Mountain chicken research news
Delivering a massive brood of 76, from just two females, the critically-endangered mountain chicken frogs’ offspring will be released back into a protected and disease-free area of the wild when they are fully grown. Find out more .
In April 2008, an International Workshop was held in Dominica at the Holy Redeemer Retreat. Amphibian conservationists and experts in captive breeding, along with representatives from across the Lesser Antilles attended. A major output from this meeting will be the finalization of an Amphibian Chytridiomycosis Management Plan for the Lesser Antilles Region: minimizing the risk of spread, and mitigating the effects, of this disease in amphibians in the future.
Hon Julius Timothy, Minister for Economic Development and Urban Renewal, gave the Feature Address at the Opening Ceremony. Mrs Claudia Bellot, Permanent Secretary, Ministry of Agriculture Fisheries and Forestry, welcomed attendees to the Nature Island of Dominica.
Dr Trevorne Douglas gives a tour of the laboratory in the Botanical Gardens, Roseau, to workshop delegates from across the Lesser Antilles. The facility will act as a centre for chytrid diagnostics and research across the Lesser Antilles region.
An international programme for the ex situ conservation management of the mountain chicken Leptodactylus fallax, from Dominica, has been formed. In April 2008, Mr Richard Gibson from the North of England Zoological Society, and Mr Minchinton Burton, Forestry Wildlife Division, Dominica, co-signed a Memorandum of Participation in this breeding programme. The Zoological Society of London is already a participating member of this programme.
In-country captive breeding of the Dominican mountain chicken is planned in the Botanical Gardens, Roseau. Construction of the building began in December 2007 and works are now nearing completion. Efforts are underway to learning how to breed local crickets to feed the hungry amphibians – these large frogs will have quite an appetite!
An Official Ceremony to declare the Molecular Diagnostic Laboratory in the Botanical Gardens, Dominica, open was held on 20th March 2006. Welcome and Opening Remarks were given by Claudia Bellot, PS Agriculture. The Hon. John Collin McIntyre, Minister of Agriculture and Environment, and Dr Andrew Cunningham, Institute of Zoology, each gave an address at the event. Mr Eric Hypolite, Director of Forestry, led the vote of thanks and closing remarks. The molecular diagnostic laboratory has been constructed and equipped for testing samples for the chytrid fungus currently posing a threat to Dominican’a amphibian fauna, including the mountain chicken frog. It is hoped that the laboratory will become a center of excellence for amphibian health research across the Lesser Antilles over the coming years.
An International Training workshop on prevention of chytrid spread and early surveillance measures was held at the Holy Redeemer Retreat House in March 2006. Representatives from the Forestry and Wildlife Division and the Veterinary Services Division of the Government of Dominica hosted the workshop which was attended by colleagues from across the Lesser Antilles. Mr Oliver Grell, the Director of Agriculture, gave the opening address. Experts in amphibian health and captive husbandry from the Zoological Society of London, Chester Zoo, Durrell Wildlife Conservation Trust and Fauna and Flora International gave presentations and contributed to the discussion and formulation of a draft management plan to limit the damage caused by chytrid to the region’s amphibian fauna.
In an effort to discover the full extent of the dissemination of Batrachochytrium dendrobatidis in Dominica, a new member has been added to the team. Dr. Valarie Thomas, a local veterinarian who has a background in molecular microbiology, is currently receiving training at the Institute of Zoology at the Zoological Society of London. This training includes various molecular and non-molecular techniques which will aid in the detection of B.dendrobatidis from infected samples.

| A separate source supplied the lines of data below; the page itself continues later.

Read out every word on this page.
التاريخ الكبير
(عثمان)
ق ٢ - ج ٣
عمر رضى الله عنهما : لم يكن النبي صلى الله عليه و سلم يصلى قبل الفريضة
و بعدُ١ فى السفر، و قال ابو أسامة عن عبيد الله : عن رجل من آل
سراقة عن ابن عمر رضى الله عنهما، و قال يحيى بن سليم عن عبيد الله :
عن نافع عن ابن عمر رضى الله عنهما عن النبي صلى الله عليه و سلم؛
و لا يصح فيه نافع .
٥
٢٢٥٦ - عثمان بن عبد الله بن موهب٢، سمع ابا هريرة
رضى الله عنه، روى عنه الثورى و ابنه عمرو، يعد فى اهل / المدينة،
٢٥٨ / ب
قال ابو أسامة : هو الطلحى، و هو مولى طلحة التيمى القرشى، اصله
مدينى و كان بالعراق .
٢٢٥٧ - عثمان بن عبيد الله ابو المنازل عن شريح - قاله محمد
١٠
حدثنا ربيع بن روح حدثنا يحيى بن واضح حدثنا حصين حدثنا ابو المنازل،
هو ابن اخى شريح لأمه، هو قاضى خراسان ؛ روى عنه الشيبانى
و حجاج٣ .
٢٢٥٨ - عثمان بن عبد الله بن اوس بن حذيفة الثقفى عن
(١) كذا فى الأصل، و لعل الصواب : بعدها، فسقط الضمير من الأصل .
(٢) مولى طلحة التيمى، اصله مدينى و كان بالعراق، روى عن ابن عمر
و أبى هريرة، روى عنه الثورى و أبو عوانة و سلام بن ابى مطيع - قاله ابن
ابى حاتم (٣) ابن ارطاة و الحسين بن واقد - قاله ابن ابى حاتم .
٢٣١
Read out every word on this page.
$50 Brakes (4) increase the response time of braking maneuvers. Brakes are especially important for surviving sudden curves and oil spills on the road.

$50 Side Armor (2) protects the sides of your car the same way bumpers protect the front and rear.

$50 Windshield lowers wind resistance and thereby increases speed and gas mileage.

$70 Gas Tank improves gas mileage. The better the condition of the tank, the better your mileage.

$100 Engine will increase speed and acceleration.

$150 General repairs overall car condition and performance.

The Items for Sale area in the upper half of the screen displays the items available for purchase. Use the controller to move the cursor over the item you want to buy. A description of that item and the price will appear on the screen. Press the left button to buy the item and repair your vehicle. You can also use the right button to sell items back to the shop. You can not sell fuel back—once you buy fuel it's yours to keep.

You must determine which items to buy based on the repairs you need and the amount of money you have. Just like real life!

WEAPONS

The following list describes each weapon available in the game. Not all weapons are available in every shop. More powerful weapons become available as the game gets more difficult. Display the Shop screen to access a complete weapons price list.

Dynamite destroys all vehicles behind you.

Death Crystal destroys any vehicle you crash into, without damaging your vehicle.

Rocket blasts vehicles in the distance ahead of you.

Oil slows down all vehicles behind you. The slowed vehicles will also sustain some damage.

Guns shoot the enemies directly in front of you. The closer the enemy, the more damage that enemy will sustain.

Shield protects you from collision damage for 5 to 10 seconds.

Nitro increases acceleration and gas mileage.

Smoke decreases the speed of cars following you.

Dr. Thomas will perform on-the-spot analysis of samples using different PCR methods such as nested and real time PCR. In addition to these methods some microscopic and macroscopic evaluations will also be performed on samples where deemed necessary.
The crapaud (Leptodactylus fallax) is one of the world’s largest frogs and is also known, rather confusingly, as the mountain chicken (the meat is thought to taste like chicken, however, the frog inhabits lowland terrain on the island’s coast and not the inland mountainous region!).